Ma perché accade questo fenomeno così pervasivo da condizionare tutto ciò che ricordiamo di un’esperienza vissuta? Rifacendosi alla Teoria della Specificità della codifica (Tulving & Thomson, 1973), si può ipotizzare in prima istanza che la variabile emotiva possa incidere profondamente nel ricordo di un’esperienza, poiché lo stato d’animo dell’individuo durante un episodio può influenzare il livello di profondità della codifica dell’informazione. Facciamo un esempio: se sto ascoltando una bellissima sinfonia con un ottimo stereo e sono di buonumore, in un ambiente piacevole rilassato, è altamente probabile che mi stia godendo l’esperienza, ma se all’improvviso le condizioni ambientali cambiano e la stanza si affolla di persone che parlano ad alta voce, ecco che l’esperienza diventa sgradevole e irritante. In altre parole, l’emozione spiacevole e inaspettata provata durante l’ascolto ha un forte impatto sull’individuo, che finirà per ricordare come più salienti quegli istanti piuttosto che i minuti precedenti in cui aveva goduto con serenità dell’ascolto della musica. La totalità dell’esperienza si modifica completamente nella memoria, quindi. In seconda istanza, si può invocare l’effetto recency (Ebbinghaus, 1885) per il quale, a prescindere dalla tonalità affettiva dell’esperienza, si tende a ricordare maggiormente ciò che è più recente. In ogni caso, ciò che emerge con forza è che la memoria non è affatto quello specchio fedele dell’esperienza vissuta che saremmo portati a credere, ma è soggetta a distorsioni cognitive, all’influenza del nostro stato d’animo e a fattori quali l’interferenza.
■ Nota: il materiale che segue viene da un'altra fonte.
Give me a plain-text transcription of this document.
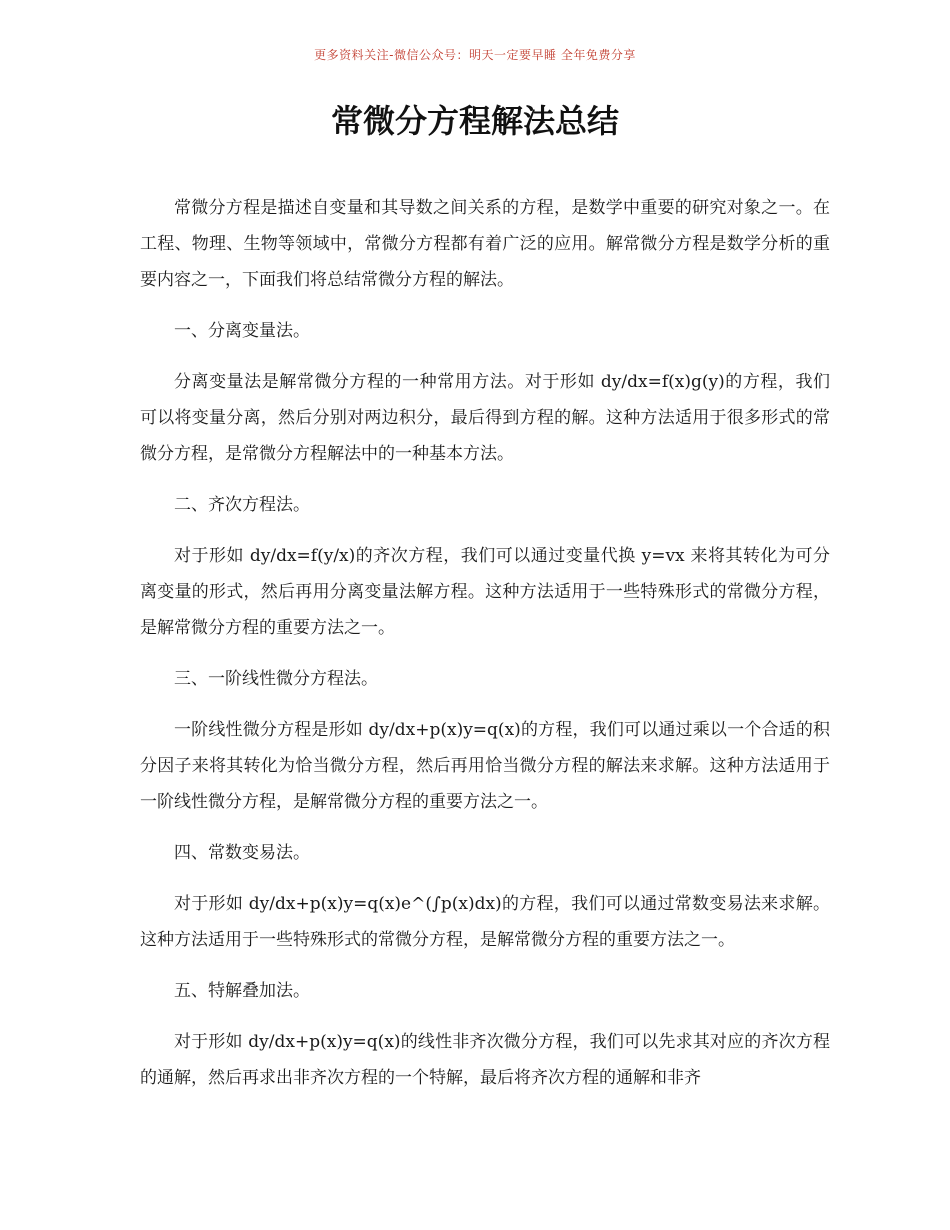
更多资料关注-微信公众号：明天一定要早睡 全年免费分享
常微分方程解法总结

常微分方程是描述自变量和其导数之间关系的方程，是数学中重要的研究对象之一。在工程、物理、生物等领域中，常微分方程都有着广泛的应用。解常微分方程是数学分析的重要内容之一，下面我们将总结常微分方程的解法。

一、分离变量法。

分离变量法是解常微分方程的一种常用方法。对于形如 dy/dx=f(x)g(y)的方程，我们可以将变量分离，然后分别对两边积分，最后得到方程的解。这种方法适用于很多形式的常微分方程，是常微分方程解法中的一种基本方法。

二、齐次方程法。

对于形如 dy/dx=f(y/x)的齐次方程，我们可以通过变量代换 y=vx 来将其转化为可分离变量的形式，然后再用分离变量法解方程。这种方法适用于一些特殊形式的常微分方程，是解常微分方程的重要方法之一。

三、一阶线性微分方程法。

一阶线性微分方程是形如 dy/dx+p(x)y=q(x)的方程，我们可以通过乘以一个合适的积分因子来将其转化为恰当微分方程，然后再用恰当微分方程的解法来求解。这种方法适用于一阶线性微分方程，是解常微分方程的重要方法之一。

四、常数变易法。

对于形如 dy/dx+p(x)y=q(x)e^(∫p(x)dx)的方程，我们可以通过常数变易法来求解。这种方法适用于一些特殊形式的常微分方程，是解常微分方程的重要方法之一。

五、特解叠加法。

对于形如 dy/dx+p(x)y=q(x)的线性非齐次微分方程，我们可以先求其对应的齐次方程的通解，然后再求出非齐次方程的一个特解，最后将齐次方程的通解和非齐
Ma se noi siamo i nostri ricordi e se la memoria è ricostruttiva, come coniugare il vissuto esperienziale con quello che ne resta nella nostra mente? È d’aiuto una buona narrazione autobiografica che fornisca senso e significato ad ogni episodio importante, tessendo trame coerenti tra ognuno di essi, di fatto rendendo coerente e dotata di significato la propria esistenza. Non sempre si tratta di un processo semplice: traumi, lutti ed eventi inaspettati possono apportare grandi squarci alla narrazione personale, lasciando l’individuo confuso e sofferente. In questo caso è opportuno ricorrere all’aiuto di un professionista; la terapia sistemico-familiare è indicata anche per l’individuo singolo, offrendo l’opportunità di inquadrare in ottica sistemica i propri vissuti, le proprie esperienze e le proprie emozioni.

Sitografia:

Kahneman, D.

https://www.ted.com/talks/daniel_kahneman_the_riddle_of_experience_vs_memory?language=it 

Bibliografia:

Ebbinghaus H., Über das Gedaechtnis. Duncker & Humbolt, Leipzig, Germany, (1885). Engl. Trad.: Ruger HA, Bussenius CE. Memory: A Contribution to Experimental Psychology. (1913): Teachers College, Columbia University, New York.

Tulving, E. & Thomson, D.M., Encoding Specificity and Retrieval Processes in Episodic Memory, Psychological Review (1973), Vol. 8 (5): 352-373.